Les sites Internet exploités sont non lucratifs.

L’adoption des noms de domaine <tangfreres.net> et <tang-freres.net> pour exploiter un site Internet sur l’histoire de la dynastie Tang est le fruit du hasard.

Il y aurait eu acte de cybersquatting si le Défendeur avait déposé les noms de domaine dans toutes les extensions disponibles.

Le Défendeur n’a jamais proposé à la vente les noms de domaine litigieux.

Le changement successif de registrars a pour seul objet de prolonger la durée de vie des noms de domaine. A aucun moment il n’y a eu de changement de propriétaire.

 

6. Discussion et conclusions

Le paragraphe 15(a) des Règles d’application des principes directeurs prévoit que “la Commission statue sur la plainte au vu des écritures et des pièces qui lui ont été soumises et conformément au Principe directeur aux présentes Règles et à tout Principe ou Règle de droit qu’elle juge applicable”.

Au demeurant, le paragraphe 4(a) des Principes directeurs impose au Requérant de prouver contre le Défendeur cumulativement que :

(A) son nom de domaine est identique ou semblable au point de prêter à confusion à une marque de produit ou de service sur laquelle le Requérant a des droits;

(B) il n’a aucun droit sur le nom de domaine ni aucun intérêt légitime qui s’y rattache;

(C) son nom de domaine a été enregistré et est utilisé de mauvaise foi.

En conséquence, il y a lieu de s’attacher à répondre à chacune des trois conditions prévues par le paragraphe 4 (a) des Principes directeurs.

A. Identité ou similitude prêtant à confusion

Le Requérant a établi détenir des droits, à titre de marque, sur la dénomination TANG FRERES.

Il ne saurait être contesté que les noms de domaines litigieux reproduisent à l’identique la marque TANG FRERES sur laquelle le Requérant détient des droits privatifs.

A cet égard, il convient de rappeler un principe énoncé par de nombreux experts selon lequel l’adjonction du suffixe “.net” ou “.com” ne revêt pas de caractère distinctif dans le domaine des services rendus sur Internet. (CBS Broadcasting Inc.v. Worldwide Webs, Inc., OMPI Litige No. D2000-0834).

Dès lors, cet élément n’est pas de nature à écarter le risque de confusion pouvant exister entre les signes en présence. Il en est de même s’agissant de l’adjonction d’un tiret entre les mots TANG et FRERES.

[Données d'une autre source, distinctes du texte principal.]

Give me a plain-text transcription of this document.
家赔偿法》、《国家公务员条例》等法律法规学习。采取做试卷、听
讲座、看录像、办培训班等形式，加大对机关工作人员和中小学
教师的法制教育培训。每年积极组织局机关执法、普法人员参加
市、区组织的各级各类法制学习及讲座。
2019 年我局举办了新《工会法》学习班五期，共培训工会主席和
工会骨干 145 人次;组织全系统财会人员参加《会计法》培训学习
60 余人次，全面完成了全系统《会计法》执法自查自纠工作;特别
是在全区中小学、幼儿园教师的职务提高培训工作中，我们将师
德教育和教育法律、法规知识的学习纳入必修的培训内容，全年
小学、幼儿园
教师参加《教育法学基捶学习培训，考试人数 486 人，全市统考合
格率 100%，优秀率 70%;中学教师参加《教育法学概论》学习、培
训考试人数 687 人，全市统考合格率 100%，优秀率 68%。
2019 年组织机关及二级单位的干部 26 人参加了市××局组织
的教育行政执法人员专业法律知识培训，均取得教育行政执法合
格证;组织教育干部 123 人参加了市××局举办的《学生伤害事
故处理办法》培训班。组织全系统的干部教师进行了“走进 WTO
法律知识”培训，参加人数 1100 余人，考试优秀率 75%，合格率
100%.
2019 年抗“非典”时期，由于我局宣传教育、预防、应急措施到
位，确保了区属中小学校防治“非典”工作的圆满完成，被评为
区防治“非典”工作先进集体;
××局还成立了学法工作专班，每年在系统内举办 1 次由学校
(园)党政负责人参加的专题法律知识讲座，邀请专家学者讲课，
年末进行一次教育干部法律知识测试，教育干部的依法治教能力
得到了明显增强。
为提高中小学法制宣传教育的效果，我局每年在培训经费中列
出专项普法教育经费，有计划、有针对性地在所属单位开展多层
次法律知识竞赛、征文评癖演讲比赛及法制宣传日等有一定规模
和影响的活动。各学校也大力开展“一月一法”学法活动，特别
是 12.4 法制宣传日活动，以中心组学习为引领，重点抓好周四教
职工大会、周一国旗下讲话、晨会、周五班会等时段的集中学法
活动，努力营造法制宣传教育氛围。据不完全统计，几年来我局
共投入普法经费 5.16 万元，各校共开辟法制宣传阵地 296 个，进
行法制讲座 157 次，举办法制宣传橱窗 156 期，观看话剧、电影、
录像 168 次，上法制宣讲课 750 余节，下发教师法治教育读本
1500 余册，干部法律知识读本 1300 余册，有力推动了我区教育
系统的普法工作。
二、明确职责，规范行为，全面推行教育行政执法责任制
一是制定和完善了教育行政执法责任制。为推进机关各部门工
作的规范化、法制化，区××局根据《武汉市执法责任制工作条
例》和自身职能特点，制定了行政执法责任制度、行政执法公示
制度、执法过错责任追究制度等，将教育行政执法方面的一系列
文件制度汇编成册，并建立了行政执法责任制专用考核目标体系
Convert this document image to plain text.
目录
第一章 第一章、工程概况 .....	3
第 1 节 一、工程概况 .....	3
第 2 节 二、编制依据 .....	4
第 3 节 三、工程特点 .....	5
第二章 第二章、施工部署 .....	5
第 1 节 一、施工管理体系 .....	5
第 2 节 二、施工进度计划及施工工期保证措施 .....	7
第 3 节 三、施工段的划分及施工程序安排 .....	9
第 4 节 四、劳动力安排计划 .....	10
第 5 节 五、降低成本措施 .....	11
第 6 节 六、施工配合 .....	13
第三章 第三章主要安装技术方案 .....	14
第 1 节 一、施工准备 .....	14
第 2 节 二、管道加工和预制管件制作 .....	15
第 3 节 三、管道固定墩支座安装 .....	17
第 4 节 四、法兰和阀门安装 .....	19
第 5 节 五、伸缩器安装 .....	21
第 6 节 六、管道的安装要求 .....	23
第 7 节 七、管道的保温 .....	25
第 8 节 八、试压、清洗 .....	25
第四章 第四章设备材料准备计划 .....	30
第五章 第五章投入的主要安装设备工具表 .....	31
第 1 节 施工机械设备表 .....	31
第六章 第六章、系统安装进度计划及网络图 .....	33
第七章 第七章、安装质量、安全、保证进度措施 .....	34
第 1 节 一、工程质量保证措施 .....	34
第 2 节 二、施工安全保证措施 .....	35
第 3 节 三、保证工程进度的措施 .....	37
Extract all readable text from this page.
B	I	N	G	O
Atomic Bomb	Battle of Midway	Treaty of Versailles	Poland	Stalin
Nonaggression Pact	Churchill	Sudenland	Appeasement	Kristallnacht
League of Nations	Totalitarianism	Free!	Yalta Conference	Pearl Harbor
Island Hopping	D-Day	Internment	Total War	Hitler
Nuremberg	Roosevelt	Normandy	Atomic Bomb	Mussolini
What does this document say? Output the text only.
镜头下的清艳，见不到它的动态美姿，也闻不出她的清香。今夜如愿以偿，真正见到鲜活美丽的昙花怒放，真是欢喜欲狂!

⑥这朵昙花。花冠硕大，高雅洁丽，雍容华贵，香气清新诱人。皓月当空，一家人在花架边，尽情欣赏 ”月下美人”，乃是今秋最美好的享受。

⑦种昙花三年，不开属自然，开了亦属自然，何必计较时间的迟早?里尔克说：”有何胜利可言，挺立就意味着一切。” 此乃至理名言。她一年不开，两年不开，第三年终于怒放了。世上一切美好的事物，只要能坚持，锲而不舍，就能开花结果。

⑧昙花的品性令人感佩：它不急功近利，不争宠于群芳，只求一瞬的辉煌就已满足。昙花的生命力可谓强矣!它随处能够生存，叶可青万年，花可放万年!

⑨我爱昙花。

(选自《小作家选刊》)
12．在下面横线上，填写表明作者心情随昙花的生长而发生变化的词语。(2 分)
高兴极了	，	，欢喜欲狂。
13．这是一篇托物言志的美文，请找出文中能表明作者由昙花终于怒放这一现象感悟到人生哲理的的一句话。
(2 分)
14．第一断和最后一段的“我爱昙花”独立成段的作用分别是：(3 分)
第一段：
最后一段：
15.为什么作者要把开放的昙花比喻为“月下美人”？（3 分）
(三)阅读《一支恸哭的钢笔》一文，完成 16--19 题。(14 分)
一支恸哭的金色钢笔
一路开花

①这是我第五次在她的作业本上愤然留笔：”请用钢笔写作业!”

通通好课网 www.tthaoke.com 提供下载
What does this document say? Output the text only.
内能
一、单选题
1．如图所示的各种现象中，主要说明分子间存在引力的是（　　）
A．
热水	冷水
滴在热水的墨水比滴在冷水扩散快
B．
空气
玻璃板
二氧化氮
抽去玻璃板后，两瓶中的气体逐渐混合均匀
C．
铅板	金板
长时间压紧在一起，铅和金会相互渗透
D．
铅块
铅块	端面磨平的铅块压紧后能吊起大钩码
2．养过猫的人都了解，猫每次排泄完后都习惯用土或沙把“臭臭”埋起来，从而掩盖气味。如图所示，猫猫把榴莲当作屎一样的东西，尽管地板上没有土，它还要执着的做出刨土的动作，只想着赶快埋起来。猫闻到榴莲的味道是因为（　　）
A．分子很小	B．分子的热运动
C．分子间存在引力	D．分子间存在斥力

En conséquence, la Commission considère que les noms de domaine <tangfreres.net> et <tang-freres.net> sont identiques à la marque TANG FRERES détenue et exploitée par le Requérant.

B. Droits ou intérêts légitimes

Le Défendeur ne justifie d’aucun droit privatif sur la dénomination TANG FRERES ni d’aucun intérêt légitime.

En effet, la création suite à l’envoi de la lettre de mise en demeure, d’un site Internet dédié à l’histoire de la Chine ancienne et plus particulièrement à la Dynastie Tang pour justifier d’un intérêt légitime à la détention des noms de domaine litigieux est loin d’être convaincant.

A cet égard, il ressort des documents communiqués par le Défendeur que l’histoire de la Dynastie TANG ne fait nullement référence à la notion de “frères”, en revanche le terme “Empereur” est plus largement employé.

Dès lors, si le Défendeur est en droit d’exploiter un site Internet dédié notamment à l’histoire de la Dynastie TANG sous un nom de domaine pouvant évoquer cette dynastie, en revanche il ne justifie nullement d’un intérêt légitime à la détention d’un nom de domaine associant les termes “tang” et “freres”, termes sur lesquels une société tierce détient des droits privatifs.

En outre, le site Internet exploité sous les noms de domaine litigieux n’est aujourd’hui qu’à l’état de projet, plus précisément il s’agit d’une simple page d’accueil de blog. Aucune information n’y est donnée sur la Dynastie Tang.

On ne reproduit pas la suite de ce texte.